In the fight against bladder cancer, a new and unexpected hero is emerging: malaria. Recently published findings from a study led by Vancouver Prostate Centre (VPC) researcher Dr. Mads Daugaard show the efficacy of using a specific malaria protein to transport a toxin to bladder cancer cells in mice, reducing or deleting bladder cancer tumours entirely.
“This is very encouraging news for bladder cancer patients who currently have very limited treatment options. Cisplatin-based chemotherapy is the mainstay of treatment, but responses are rarely durable, and the only established second-line therapy is immunotherapy, to which only 20 per cent of patients respond,” explains Dr. Daugaard, head of the Molecular Pathology & Cell Imaging Laboratory and senior research scientist at the VPC and the Vancouver Coastal Health Research Institute.
“Our findings potentially offer a much-needed second line of treatment for patients with the more aggressive, treatment-resistant form of the bladder cancer.”
The study builds on Dr. Daugaard and his colleagues’ groundbreaking work, published in Cancer Cell in 2015, that first explored the concept of using refined malaria parasite proteins to target tumours. They found that the malaria parasite produces a protein that binds to a particular type of sugar modification found on the surface of most cancer cells. The researchers theorized how they could use the malaria protein to detect and potentially target that sugar structure.
For their most recent research, detailed in the top tier journal European Urology, the team’s challenge was to develop a proof of concept that they could specifically target cisplatin-resistant bladder cancer using the malaria protein armed with a cell toxin.

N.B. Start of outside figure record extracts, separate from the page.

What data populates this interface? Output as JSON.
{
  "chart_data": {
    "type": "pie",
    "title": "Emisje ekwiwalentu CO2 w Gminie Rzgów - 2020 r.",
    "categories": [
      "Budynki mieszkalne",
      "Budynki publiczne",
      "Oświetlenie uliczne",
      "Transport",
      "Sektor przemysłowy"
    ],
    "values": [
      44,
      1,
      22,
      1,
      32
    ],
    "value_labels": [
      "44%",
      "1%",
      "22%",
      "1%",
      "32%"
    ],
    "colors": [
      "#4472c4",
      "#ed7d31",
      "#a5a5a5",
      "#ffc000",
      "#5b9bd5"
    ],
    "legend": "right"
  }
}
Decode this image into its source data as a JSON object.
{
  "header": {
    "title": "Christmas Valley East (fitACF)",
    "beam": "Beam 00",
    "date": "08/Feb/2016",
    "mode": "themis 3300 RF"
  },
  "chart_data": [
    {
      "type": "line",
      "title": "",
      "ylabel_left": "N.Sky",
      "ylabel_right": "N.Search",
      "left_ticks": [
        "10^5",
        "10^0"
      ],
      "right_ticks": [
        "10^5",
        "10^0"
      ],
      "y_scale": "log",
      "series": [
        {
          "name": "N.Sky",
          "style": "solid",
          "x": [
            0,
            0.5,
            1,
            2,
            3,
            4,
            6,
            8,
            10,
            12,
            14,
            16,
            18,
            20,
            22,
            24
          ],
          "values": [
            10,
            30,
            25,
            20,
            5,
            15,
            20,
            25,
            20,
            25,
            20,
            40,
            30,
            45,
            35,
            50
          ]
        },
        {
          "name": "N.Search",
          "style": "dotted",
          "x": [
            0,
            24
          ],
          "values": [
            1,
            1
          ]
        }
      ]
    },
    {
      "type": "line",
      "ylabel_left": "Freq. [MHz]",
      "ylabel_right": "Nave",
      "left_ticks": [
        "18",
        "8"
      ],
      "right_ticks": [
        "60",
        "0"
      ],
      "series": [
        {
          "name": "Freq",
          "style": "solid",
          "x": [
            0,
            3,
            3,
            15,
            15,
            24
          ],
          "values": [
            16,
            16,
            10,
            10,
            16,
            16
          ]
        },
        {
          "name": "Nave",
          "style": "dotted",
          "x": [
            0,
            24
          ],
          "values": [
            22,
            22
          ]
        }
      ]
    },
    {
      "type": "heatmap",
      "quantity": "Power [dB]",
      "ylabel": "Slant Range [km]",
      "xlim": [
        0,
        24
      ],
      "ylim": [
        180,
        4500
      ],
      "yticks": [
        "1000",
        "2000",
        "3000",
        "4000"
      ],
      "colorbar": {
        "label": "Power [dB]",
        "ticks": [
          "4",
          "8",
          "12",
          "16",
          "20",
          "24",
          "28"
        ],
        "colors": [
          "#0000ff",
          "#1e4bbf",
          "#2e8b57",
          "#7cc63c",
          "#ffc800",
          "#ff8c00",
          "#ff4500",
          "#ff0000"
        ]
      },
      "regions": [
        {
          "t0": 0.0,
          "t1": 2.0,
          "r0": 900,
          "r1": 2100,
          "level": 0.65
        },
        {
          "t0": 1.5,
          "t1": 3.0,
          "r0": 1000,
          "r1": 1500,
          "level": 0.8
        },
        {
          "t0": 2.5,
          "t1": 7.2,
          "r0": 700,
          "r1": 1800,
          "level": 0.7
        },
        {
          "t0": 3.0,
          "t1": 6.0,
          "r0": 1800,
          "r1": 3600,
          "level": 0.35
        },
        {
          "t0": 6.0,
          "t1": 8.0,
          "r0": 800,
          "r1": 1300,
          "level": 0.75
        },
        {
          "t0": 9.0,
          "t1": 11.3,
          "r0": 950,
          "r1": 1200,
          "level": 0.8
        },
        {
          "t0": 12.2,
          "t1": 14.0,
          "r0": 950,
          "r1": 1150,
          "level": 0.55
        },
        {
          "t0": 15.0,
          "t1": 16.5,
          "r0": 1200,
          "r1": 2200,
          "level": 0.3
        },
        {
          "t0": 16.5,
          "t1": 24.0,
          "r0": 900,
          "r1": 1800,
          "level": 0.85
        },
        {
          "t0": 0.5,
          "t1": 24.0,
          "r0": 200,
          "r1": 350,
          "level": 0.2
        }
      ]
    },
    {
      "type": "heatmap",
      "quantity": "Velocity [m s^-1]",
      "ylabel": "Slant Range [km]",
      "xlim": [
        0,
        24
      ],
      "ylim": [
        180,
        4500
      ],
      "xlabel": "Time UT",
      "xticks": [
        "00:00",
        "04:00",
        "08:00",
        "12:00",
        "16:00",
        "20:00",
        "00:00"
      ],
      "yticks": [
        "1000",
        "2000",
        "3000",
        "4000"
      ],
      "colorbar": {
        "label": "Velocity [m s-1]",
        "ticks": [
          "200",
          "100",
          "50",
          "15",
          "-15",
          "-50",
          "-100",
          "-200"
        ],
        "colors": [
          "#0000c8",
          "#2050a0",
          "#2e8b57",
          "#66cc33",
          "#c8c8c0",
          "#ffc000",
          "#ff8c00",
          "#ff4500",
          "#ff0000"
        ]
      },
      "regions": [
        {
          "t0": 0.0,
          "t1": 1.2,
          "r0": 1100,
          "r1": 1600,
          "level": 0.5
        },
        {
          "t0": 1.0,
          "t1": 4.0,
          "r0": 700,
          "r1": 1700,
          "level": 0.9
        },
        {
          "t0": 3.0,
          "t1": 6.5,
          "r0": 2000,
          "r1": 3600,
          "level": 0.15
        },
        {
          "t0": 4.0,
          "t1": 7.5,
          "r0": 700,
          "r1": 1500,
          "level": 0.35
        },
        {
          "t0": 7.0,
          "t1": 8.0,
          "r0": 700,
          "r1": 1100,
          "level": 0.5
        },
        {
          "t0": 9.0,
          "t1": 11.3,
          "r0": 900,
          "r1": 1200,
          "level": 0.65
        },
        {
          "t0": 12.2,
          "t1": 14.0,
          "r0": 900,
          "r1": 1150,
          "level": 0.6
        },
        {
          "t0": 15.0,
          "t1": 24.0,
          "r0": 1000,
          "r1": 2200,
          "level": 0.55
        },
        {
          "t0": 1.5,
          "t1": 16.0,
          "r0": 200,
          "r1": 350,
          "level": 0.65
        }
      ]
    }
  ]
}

“We decided to focus on bladder cancer because we knew that our sugar molecule was present in high levels in bladder cancer,” says Dr. Daugaard.
“We discovered through our research that bladder cancer patients with high levels of this sugar molecule after cisplatin-based chemotherapy did much worse than patients with low levels” he explains. “We also discovered that if a patient relapses and the bladder cancer tumour comes back, that tumour would often have even higher amounts of the sugar molecule.”
The study showed that when treated with the malaria protein alone or the cell toxin alone, the cisplaten-resistant tumours did not respond at all and instead grew aggressively. However, when treated with the toxin-armed malaria protein, the researchers were able to completely shut down cisplatin-resistant bladder cancer. This is because the malaria protein can seek out the tumour and facilitate specific delivery of the cell toxin inside the tumour cells.
“Our results were quite remarkable and led to a very dramatic increase in survival among our murine patients.”
These findings couldn’t come soon enough as bladder cancer has an immense clinical need right now, says Dr. Peter Black, co-investigator, urologist, and senior research scientist at the VPC.
“It’s the fifth most common cancer in western countries and also the most expensive cancer to treat on a per patient basis for our health care system.”
Dr. Daugaard and the research team are aiming to conduct clinical trials at the VPC and he’s hopeful that they can start as early as two years from now.